Sure. I considered software. But I'm a hardware guy. I like designing boards. 
The rig was designed to do amplitude and phase simply. The final design will 
have a $5 48 MHz microprocessor included. I'm using that one because of speed 
and memory. When that proves out I might redesign for a $2 24 MHz processor. 
Onesies prices at Mouser

Besides the hardware better illustrates the concepts than software. And I don't 
have to tie up a PC if I don't want to. 

I haven't priced everything out yet because the design is not done. I'd be 
surprised if the cost was over $20 in parts for everything - power supply not 
included.
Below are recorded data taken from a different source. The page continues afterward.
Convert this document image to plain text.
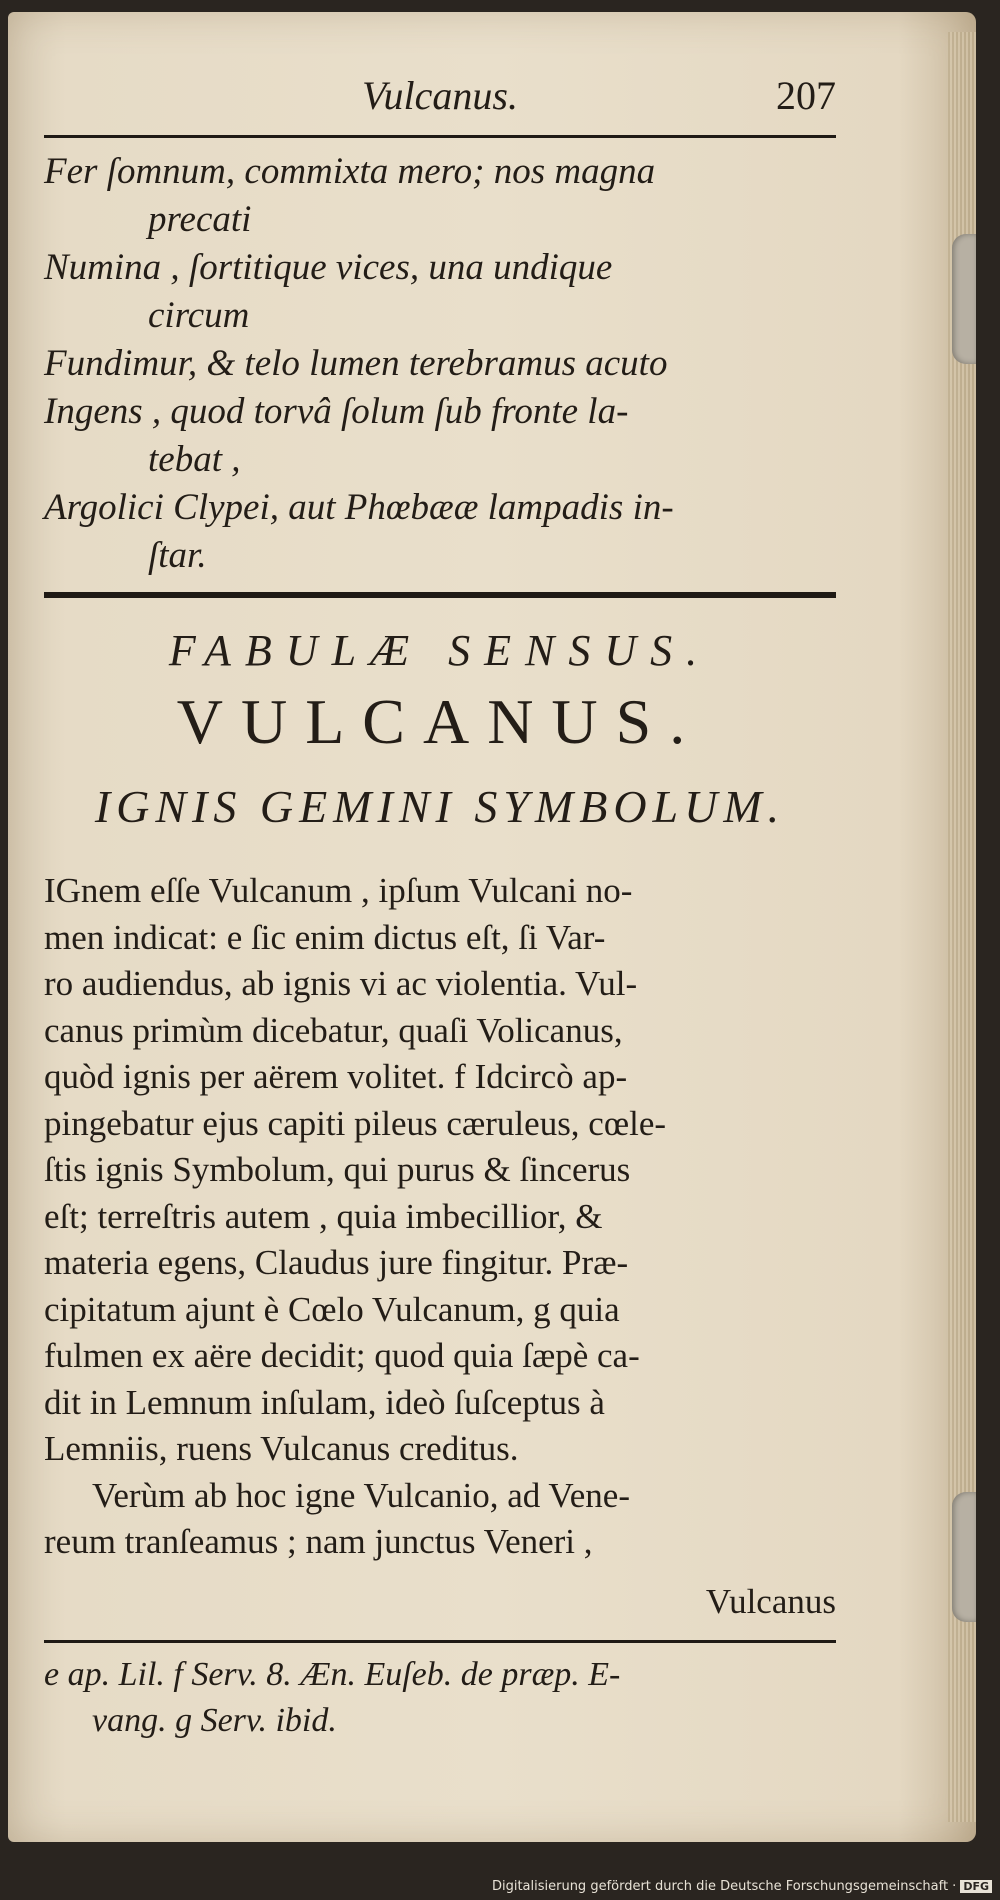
Vulcanus.	207
Fer ſomnum, commixta mero; nos magna
precati
Numina , ſortitique vices, una undique
circum
Fundimur, & telo lumen terebramus acuto
Ingens , quod torvâ ſolum ſub fronte la-
tebat ,
Argolici Clypei, aut Phœbææ lampadis in-
ſtar.
FABULÆ SENSUS.
VULCANUS.
IGNIS GEMINI SYMBOLUM.
IGnem eſſe Vulcanum , ipſum Vulcani no-
men indicat: e ſic enim dictus eſt, ſi Var-
ro audiendus, ab ignis vi ac violentia. Vul-
canus primùm dicebatur, quaſi Volicanus,
quòd ignis per aërem volitet. f Idcircò ap-
pingebatur ejus capiti pileus cæruleus, cœle-
ſtis ignis Symbolum, qui purus & ſincerus
eſt; terreſtris autem , quia imbecillior, &
materia egens, Claudus jure fingitur. Præ-
cipitatum ajunt è Cœlo Vulcanum, g quia
fulmen ex aëre decidit; quod quia ſæpè ca-
dit in Lemnum inſulam, ideò ſuſceptus à
Lemniis, ruens Vulcanus creditus.
Verùm ab hoc igne Vulcanio, ad Vene-
reum tranſeamus ; nam junctus Veneri ,
Vulcanus
e ap. Lil. f Serv. 8. Æn. Euſeb. de præp. E-
vang. g Serv. ibid.
Digitalisierung gefördert durch die Deutsche Forschungsgemeinschaft · DFG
PCB extra. 

Feel free to send this along to the list if you are inclined. 

Simon
 Engineering is the art of making what you want from what you can get at a 
profit. 
I like Polywell Fusion.
 

    On Tuesday, January 3, 2017 5:53 AM, Hal Murray <hmur...@megapathdsl.net> 
wrote:
 
 

 
time-nuts@febo.com said:
> I have come up with a ridiculously simple WWVB simulator that simulates both
> the AM modulation and the BPSK modulation.  

Did you consider software?

Is the audio on a Raspberry Pi fast enough?

I haven't looked at any details, but you can get ARM CPUs for ballpark of $5 
on eBay.  There is a good chance that one of their IO devices will let you 
send raw bits via a DMA channel.



-- 
These are my opinions.  I hate spam.